The team also integrated its detection data with reference maps to create a spot-accurate map of parking availability. They faced a major challenge accomplishing this because the location coordinates provided by a GPS receiver are only typically accurate to three meters. With an approximate parking spot length of about seven meters, a vehicle could easily be matched to an incorrect adjacent spot. So they developed another algorithm that uses the ultrasonic sensor readings to detect certain fixed objects, such as trees and street signs. This allowed them to decrease their error rate by more than half.
After proving that the concept worked, Gruteser and his colleagues wanted to see whether such a system could effectively be deployed in a large city by putting sensor systems in vehicles that regularly drive around, such as taxis, police cars, and other government vehicles. The team used a public data set of 536 taxicabs in San Francisco to study the cars’ mobility patterns. While the cabs visited some parts of the city too rarely to make any data they collected useful for a real-time parking map, the sampling provided by these same cabs in the downtown area of San Francisco was more than adequate to cover the smaller area.
The engineers estimate that they could cover the downtown San Francisco area using only 300 cabs for roughly $200,000, a cost-saving factor of about 15 over a fixed-sensor system. “We know that this savings is related to the fact that we’re getting a nonguaranteed, random sampling of parking spaces, versus the continual monitoring offered by fixed sensor systems,” Gruteser says.
Developing a system for real-world deployment shouldn’t be that difficult, Gruteser says.

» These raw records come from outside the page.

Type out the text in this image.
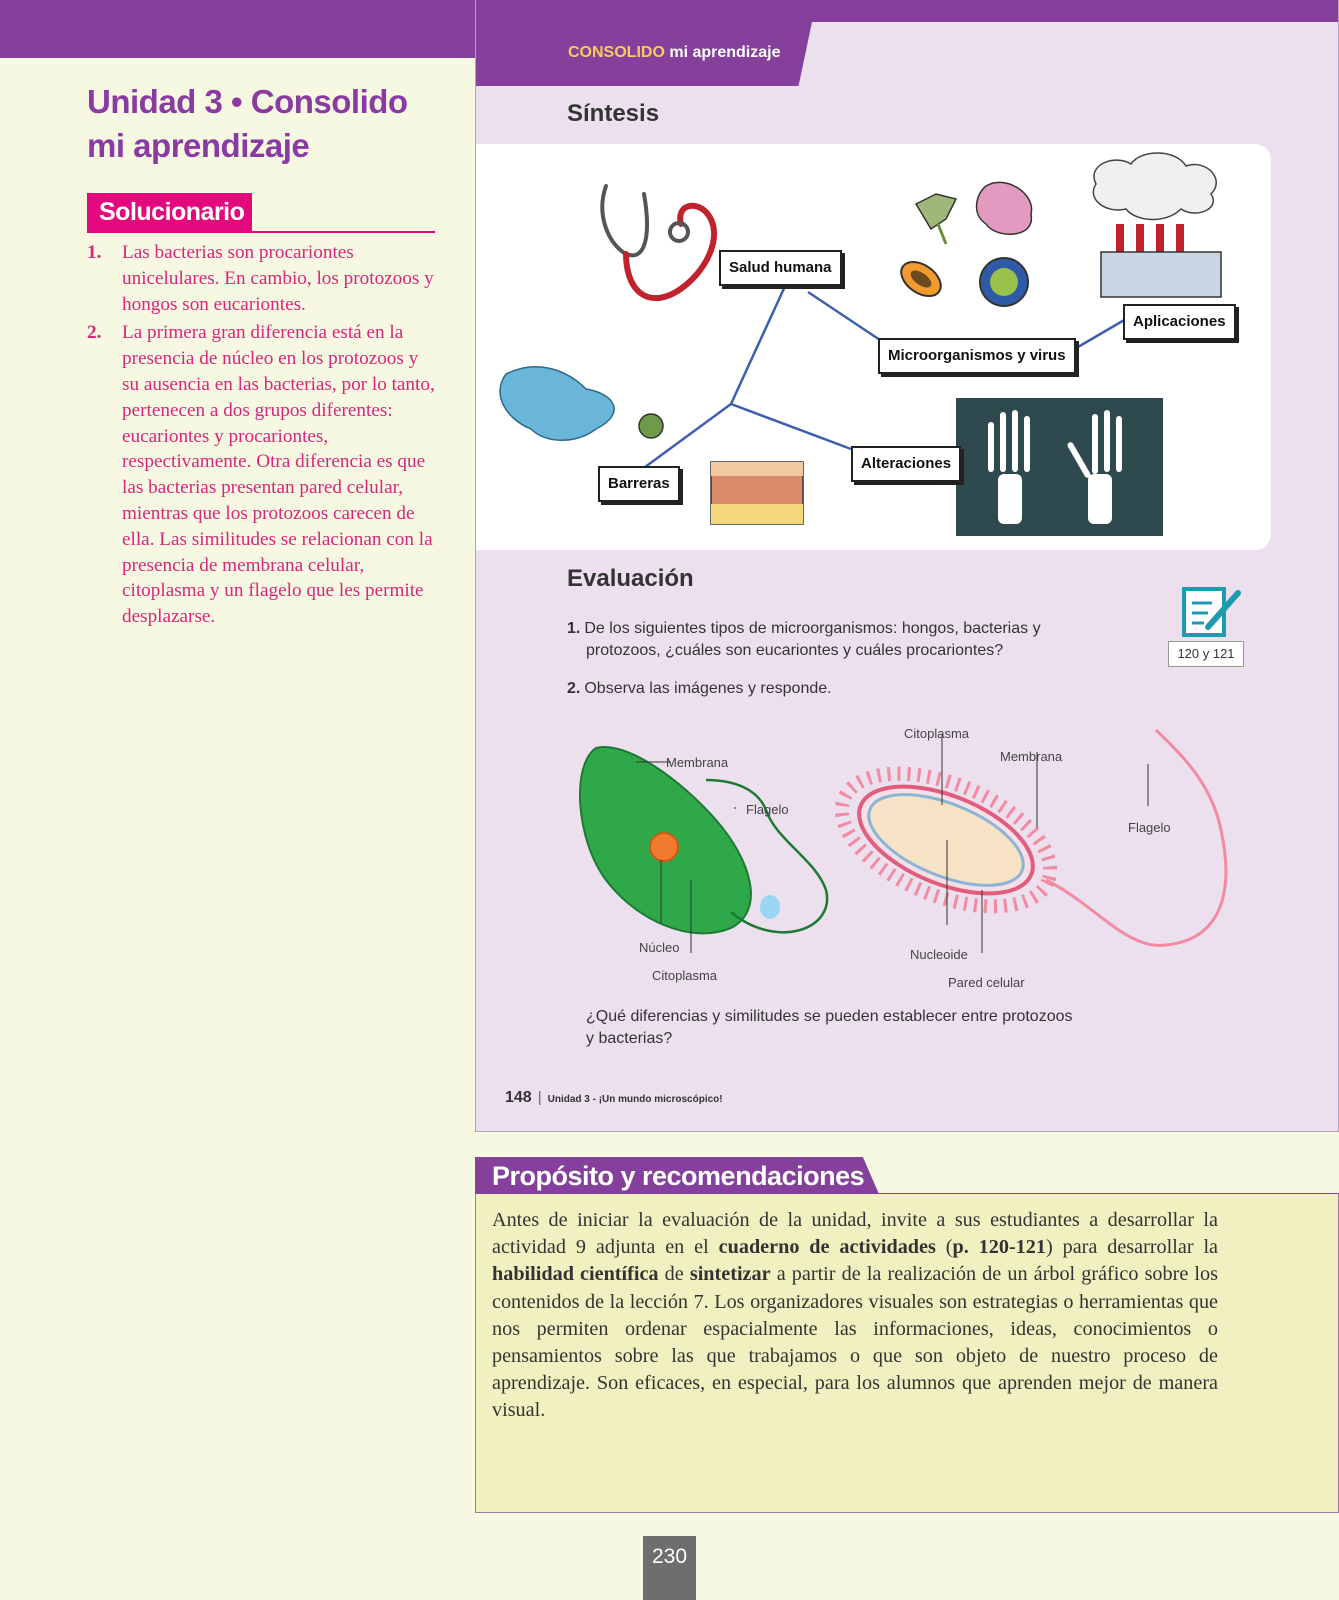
Unidad 3 • Consolido
mi aprendizaje
Solucionario
1. Las bacterias son procariontes unicelulares. En cambio, los protozoos y hongos son eucariontes.
2. La primera gran diferencia está en la presencia de núcleo en los protozoos y su ausencia en las bacterias, por lo tanto, pertenecen a dos grupos diferentes: eucariontes y procariontes, respectivamente. Otra diferencia es que las bacterias presentan pared celular, mientras que los protozoos carecen de ella. Las similitudes se relacionan con la presencia de membrana celular, citoplasma y un flagelo que les permite desplazarse.
CONSOLIDO mi aprendizaje
Síntesis
Salud humana
Microorganismos y virus
Aplicaciones
Barreras
Alteraciones
Evaluación
1. De los siguientes tipos de microorganismos: hongos, bacterias y
protozoos, ¿cuáles son eucariontes y cuáles procariontes?
2. Observa las imágenes y responde.
120 y 121
Membrana
Flagelo
Núcleo
Citoplasma
Citoplasma
Membrana
Flagelo
Nucleoide
Pared celular
¿Qué diferencias y similitudes se pueden establecer entre protozoos
y bacterias?
148 | Unidad 3 - ¡Un mundo microscópico!
Propósito y recomendaciones
Antes de iniciar la evaluación de la unidad, invite a sus estudiantes a desarrollar la actividad 9 adjunta en el cuaderno de actividades (p. 120-121) para desarrollar la habilidad científica de sintetizar a partir de la realización de un árbol gráfico sobre los contenidos de la lección 7. Los organizadores visuales son estrategias o herramientas que nos permiten ordenar espacialmente las informaciones, ideas, conocimientos o pensamientos sobre las que trabajamos o que son objeto de nuestro proceso de aprendizaje. Son eficaces, en especial, para los alumnos que aprenden mejor de manera visual.
230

The team chose to use ultrasonic range finders because of their relatively low cost compared to laser range finders and automotive radars, better nighttime operation compared to cameras, and their increasing availability in parking-assistance and automated parking systems in cars. This means that engineers could potentially use ultrasonic sensors already present in vehicles in a future parking-monitoring system.
While the researchers relied on opportunistic Wi-Fi connections to transmit their data from the cars to the central server, vehicles could report their data over widely available cellular modems, they say. Finally, Gruteser says, it would be fairly simple to distribute parking availability information over the Internet, similar to the way Google overlays traffic congestion data on its maps. Or, working with navigation device companies, it could be sent to commercial GPS receivers.
The Rutgers team has submitted its project report to the Annual International Conference on Mobile Systems, Applications, and Services (Mobisys), to be held in June in San Francisco.